Ovarian cancer (OC) remains a significant health challenge globally, with high mortality rates despite advancements in treatment. Emerging research suggests a potential link between OC development and genital dysbiosis, implicating alterations in the microbiome composition as a contributing factor. To investigate this correlation, a meta-analysis was conducted following PRISMA and MOOSE guidelines, involving eight studies encompassing 3504 patients. Studies investigating the role of upper and inferior genital tract dysbiosis were included, with particular reference to HPV infection and/or history of pelvic inflammatory disease. The analysis revealed no significant difference in genital dysbiosis prevalence between OC patients and healthy controls.
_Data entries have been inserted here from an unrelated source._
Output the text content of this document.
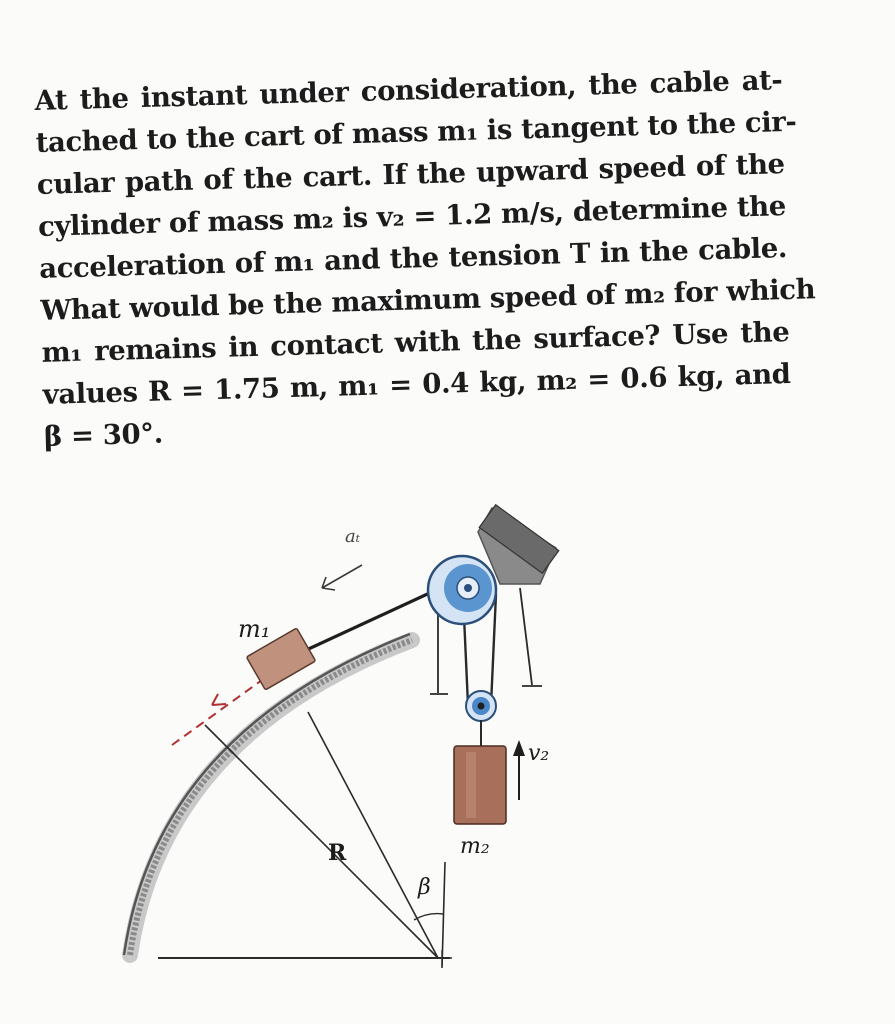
At the instant under consideration, the cable at-
tached to the cart of mass m₁ is tangent to the cir-
cular path of the cart. If the upward speed of the
cylinder of mass m₂ is v₂ = 1.2 m/s, determine the
acceleration of m₁ and the tension T in the cable.
What would be the maximum speed of m₂ for which
m₁ remains in contact with the surface? Use the
values R = 1.75 m, m₁ = 0.4 kg, m₂ = 0.6 kg, and
β = 30°.
m₁
m₂
v₂
R
β
aₜ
Although previous literature suggests associations between dysbiosis and gynecologic cancers, such as cervical and endometrial cancers, the findings regarding OC are inconclusive. Methodological variations and environmental factors may contribute to these discrepancies, underscoring the need for standardized methodologies and larger-scale studies. Despite the limitations, understanding the microbiome’s role in OC development holds promise for informing preventive and therapeutic strategies. A holistic approach to patient care, incorporating microbiome monitoring and personalized interventions, may offer insights into mitigating OC risk and improving treatment outcomes. Further research with robust methodologies is warranted to elucidate the complex interplay between dysbiosis and OC, potentially paving the way for novel preventive and therapeutic approaches.